Gravitational waves are produced when celestial objects collide and the ensuing energy creates ripples in the fabric of space-time which carry all the way to detectors on Earth. The reverberations from the two celestial objects were picked up using a global network of gravitational wave detectors, the most sensitive scientific instruments ever built, according to the researchers from UK's Strathclyde University.
The university is part of the international network of scientists, the LIGO Scientific Collaboration (LSC). On January 5 this year, the Advanced LIGO detector in Louisiana, US and the Advanced Virgo detector in Italy, picked up the final throes of the death spiral between a neutron star -- the collapsed core of a massive supergiant star -- and a black hole as they circled ever closer and merged together. Just days later, a second signal was picked up by both detectors coming from the final orbits and smashing together of another neutron star and black hole pair.

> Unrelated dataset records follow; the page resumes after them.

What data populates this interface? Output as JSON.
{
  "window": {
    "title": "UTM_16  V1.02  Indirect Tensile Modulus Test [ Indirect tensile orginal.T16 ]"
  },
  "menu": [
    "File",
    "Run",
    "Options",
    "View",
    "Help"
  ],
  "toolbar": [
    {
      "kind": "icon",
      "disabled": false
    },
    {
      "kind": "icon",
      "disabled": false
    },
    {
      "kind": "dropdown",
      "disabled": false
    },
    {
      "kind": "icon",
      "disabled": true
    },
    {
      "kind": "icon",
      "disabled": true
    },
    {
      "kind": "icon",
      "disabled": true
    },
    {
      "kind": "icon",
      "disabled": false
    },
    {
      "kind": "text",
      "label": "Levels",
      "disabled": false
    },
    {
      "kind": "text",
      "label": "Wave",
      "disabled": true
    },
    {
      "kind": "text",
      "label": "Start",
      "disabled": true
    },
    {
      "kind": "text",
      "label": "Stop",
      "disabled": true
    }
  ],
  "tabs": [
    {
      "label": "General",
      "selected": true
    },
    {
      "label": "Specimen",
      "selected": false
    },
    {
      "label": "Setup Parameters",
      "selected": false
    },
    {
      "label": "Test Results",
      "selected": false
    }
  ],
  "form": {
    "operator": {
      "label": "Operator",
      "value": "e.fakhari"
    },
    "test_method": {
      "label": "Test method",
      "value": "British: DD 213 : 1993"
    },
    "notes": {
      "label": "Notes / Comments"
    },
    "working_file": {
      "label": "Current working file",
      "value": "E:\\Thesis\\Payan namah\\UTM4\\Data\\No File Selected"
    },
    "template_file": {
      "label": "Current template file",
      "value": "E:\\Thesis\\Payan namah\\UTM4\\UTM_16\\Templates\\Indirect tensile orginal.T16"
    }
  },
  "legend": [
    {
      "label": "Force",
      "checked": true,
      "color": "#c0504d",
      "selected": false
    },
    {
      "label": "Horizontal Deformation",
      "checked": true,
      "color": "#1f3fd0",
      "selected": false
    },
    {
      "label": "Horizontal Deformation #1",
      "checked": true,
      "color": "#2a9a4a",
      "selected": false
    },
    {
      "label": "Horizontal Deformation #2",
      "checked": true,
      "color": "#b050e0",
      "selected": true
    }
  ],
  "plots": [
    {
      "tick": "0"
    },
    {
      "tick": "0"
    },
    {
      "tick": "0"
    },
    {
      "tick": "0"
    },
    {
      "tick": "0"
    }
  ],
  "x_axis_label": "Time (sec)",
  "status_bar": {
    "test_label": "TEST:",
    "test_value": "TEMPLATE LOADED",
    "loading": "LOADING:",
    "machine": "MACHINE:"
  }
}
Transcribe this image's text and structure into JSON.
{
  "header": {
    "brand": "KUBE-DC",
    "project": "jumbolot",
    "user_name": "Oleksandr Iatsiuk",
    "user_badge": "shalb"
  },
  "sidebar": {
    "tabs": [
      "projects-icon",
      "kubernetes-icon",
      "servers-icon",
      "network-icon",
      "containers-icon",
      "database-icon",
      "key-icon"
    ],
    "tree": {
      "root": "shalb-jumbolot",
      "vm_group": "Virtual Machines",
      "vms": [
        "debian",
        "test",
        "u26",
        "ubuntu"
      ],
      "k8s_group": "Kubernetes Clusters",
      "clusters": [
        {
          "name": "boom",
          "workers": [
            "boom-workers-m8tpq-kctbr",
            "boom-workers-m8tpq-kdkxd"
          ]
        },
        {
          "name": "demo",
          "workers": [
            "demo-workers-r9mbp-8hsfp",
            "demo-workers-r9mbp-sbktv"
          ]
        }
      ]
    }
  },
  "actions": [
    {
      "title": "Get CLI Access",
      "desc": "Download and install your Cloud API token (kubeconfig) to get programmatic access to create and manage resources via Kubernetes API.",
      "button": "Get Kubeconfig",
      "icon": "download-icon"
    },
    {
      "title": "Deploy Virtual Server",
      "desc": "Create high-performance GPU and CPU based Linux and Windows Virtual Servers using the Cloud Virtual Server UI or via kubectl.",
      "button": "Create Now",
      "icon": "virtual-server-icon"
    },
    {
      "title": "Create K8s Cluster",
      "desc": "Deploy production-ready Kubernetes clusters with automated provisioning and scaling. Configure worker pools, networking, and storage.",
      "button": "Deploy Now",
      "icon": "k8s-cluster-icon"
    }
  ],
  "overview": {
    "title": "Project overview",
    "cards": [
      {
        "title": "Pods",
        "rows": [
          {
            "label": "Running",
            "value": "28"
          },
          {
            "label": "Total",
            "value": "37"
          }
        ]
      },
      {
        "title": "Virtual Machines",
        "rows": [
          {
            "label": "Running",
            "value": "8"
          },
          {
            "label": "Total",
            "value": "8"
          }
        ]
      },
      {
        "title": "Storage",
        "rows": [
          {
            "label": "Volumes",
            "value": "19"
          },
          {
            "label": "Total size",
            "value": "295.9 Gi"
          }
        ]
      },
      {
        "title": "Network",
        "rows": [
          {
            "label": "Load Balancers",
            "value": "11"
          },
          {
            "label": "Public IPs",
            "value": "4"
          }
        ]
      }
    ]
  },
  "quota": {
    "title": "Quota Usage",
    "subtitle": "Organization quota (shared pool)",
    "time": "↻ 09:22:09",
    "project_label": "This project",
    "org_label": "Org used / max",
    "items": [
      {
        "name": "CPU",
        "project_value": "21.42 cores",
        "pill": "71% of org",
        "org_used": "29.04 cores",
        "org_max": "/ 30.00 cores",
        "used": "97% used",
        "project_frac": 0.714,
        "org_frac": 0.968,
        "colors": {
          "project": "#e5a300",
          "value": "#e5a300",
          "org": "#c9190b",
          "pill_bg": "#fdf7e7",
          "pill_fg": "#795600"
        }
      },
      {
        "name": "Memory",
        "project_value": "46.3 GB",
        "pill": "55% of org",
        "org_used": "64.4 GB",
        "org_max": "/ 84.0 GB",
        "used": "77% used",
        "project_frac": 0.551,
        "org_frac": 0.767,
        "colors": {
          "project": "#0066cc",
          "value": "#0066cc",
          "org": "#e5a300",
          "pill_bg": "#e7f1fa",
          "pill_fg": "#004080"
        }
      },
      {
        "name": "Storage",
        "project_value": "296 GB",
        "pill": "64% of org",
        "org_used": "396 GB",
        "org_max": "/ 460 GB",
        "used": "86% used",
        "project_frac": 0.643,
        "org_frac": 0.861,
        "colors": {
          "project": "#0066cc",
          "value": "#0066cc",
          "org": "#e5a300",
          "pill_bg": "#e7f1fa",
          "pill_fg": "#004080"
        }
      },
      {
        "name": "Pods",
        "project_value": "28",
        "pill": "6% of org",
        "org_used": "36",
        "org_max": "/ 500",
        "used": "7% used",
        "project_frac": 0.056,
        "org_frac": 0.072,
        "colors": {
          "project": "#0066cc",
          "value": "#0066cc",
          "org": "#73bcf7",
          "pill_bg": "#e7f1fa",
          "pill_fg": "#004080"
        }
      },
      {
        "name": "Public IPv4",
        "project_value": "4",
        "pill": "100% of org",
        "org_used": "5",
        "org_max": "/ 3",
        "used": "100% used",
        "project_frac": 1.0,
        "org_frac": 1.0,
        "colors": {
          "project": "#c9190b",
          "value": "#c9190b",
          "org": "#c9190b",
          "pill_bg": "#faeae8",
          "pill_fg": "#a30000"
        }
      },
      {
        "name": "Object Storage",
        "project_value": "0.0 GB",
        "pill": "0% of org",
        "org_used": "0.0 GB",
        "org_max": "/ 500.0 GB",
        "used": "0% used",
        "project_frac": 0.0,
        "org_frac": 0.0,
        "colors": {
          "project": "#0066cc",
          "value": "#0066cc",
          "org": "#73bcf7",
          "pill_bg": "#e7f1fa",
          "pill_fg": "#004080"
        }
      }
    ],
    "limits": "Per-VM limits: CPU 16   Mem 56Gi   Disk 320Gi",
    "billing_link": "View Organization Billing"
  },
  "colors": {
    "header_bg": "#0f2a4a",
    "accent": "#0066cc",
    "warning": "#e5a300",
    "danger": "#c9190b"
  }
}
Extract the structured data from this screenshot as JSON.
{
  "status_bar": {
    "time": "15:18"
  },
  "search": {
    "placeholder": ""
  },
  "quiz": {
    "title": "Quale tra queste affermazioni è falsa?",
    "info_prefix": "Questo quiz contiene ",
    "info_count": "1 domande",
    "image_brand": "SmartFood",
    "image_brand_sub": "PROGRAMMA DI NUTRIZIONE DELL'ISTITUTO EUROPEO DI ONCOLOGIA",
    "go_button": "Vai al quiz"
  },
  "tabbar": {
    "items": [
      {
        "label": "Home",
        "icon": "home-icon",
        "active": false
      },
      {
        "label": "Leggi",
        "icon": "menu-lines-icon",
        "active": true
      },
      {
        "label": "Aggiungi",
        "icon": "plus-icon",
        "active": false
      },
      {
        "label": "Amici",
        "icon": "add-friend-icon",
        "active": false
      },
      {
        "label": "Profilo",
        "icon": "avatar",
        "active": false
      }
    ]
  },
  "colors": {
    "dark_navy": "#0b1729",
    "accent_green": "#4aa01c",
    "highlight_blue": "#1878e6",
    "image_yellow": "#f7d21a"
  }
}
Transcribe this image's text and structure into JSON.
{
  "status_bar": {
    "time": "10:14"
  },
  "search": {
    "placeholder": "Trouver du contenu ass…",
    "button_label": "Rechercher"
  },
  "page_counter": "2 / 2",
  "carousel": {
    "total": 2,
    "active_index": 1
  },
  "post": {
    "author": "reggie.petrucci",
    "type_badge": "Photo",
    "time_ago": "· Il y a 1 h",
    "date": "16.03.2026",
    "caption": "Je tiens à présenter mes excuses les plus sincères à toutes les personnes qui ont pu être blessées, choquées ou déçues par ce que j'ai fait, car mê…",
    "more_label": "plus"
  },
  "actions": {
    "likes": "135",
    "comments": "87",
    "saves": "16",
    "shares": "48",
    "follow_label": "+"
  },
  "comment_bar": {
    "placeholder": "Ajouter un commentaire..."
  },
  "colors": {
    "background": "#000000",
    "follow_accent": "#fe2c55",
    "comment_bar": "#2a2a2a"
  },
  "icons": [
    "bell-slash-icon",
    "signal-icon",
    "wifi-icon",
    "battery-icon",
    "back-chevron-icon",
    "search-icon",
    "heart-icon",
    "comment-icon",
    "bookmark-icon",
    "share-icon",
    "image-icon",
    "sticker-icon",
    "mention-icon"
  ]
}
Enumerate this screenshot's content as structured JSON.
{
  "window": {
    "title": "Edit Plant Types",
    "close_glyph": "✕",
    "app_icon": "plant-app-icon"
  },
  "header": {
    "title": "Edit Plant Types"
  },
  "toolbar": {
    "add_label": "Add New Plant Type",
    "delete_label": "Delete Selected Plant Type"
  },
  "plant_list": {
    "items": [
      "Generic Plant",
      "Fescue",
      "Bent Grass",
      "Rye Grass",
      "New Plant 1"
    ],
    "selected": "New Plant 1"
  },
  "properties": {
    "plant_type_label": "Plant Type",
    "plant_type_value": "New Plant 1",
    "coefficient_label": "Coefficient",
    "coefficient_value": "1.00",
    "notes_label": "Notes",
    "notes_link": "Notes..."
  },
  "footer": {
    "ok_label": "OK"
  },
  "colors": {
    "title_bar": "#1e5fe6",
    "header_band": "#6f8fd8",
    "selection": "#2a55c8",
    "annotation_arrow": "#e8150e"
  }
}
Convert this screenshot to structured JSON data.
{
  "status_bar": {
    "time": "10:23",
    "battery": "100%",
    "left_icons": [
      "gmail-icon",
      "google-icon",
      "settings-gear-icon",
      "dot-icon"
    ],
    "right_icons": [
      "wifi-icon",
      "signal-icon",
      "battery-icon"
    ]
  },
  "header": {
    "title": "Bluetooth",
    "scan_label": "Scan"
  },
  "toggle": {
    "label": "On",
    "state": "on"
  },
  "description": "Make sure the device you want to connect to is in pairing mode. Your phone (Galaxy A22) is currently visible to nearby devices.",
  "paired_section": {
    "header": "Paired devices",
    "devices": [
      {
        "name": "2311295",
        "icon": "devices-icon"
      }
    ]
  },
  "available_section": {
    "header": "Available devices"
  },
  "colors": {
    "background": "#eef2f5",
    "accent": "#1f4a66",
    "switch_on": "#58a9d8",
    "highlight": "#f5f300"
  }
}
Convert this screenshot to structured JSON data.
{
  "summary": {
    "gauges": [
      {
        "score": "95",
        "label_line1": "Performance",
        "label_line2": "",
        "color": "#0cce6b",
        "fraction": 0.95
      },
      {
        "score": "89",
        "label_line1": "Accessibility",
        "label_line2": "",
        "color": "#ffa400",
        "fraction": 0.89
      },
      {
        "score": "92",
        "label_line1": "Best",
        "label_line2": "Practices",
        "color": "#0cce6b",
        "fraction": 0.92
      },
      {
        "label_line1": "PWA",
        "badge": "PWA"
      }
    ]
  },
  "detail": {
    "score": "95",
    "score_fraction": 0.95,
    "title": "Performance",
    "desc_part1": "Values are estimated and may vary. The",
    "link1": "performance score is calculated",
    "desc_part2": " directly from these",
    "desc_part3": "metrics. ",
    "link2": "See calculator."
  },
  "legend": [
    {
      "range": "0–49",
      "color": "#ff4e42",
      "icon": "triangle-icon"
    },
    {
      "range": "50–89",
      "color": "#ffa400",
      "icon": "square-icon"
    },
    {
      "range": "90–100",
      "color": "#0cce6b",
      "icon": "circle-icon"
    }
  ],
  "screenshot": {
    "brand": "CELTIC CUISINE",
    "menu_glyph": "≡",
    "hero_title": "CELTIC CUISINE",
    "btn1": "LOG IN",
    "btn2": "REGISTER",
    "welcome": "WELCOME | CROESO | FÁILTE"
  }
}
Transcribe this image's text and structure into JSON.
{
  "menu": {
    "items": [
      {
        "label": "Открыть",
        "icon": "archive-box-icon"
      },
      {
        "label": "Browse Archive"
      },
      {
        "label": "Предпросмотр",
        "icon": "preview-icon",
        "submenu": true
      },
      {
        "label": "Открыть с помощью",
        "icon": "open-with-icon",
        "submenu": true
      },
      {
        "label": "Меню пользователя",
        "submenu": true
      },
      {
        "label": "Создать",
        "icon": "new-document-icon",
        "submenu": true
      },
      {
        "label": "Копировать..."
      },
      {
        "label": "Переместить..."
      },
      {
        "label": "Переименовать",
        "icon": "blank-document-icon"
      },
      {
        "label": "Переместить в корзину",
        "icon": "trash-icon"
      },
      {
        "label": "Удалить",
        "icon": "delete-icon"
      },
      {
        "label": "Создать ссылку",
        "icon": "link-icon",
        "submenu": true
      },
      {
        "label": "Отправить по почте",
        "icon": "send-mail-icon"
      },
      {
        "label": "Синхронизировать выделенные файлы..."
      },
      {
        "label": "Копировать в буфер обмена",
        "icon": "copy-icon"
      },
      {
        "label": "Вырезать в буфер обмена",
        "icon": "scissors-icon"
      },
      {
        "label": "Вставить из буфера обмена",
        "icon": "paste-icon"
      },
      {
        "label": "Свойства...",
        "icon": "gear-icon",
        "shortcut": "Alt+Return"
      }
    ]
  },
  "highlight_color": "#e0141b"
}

This is the first time scientists have seen gravitational waves from a neutron star and a black hole Previous gravitational wave detections have spotted black holes colliding, and neutron stars merging but not one of each, the researchers said. "These detections confirm that there are populations of binary systems consisting of a neutron star and a black hole," said Professor Stuart Reid from the Department of Biomedical Engineering at Strathclyde. "Such astrophysical systems can help answer many big questions about the universe, from star formation and stellar evolution, to the expansion fate of our Universe," Reid said in a statement.
Since the first ever direct detection of gravitational waves in 2015, astronomers have predicted that this type of system -- a black hole and neutron star merger -- could exist, but without any compelling observational evidence. Now that scientists have finally witnessed the existence of this new type of system, they said their detection will bring important new clues about how black holes and neutron stars form.
In future, as these detectors are made even more sensitive, the team hopes to detect many more neutron star-black hole collisions, including cases where the black hole tearing apart the neutron star is observed in both gravitational waves and light. These observations will help scientists to find out more about what neutron stars are made of.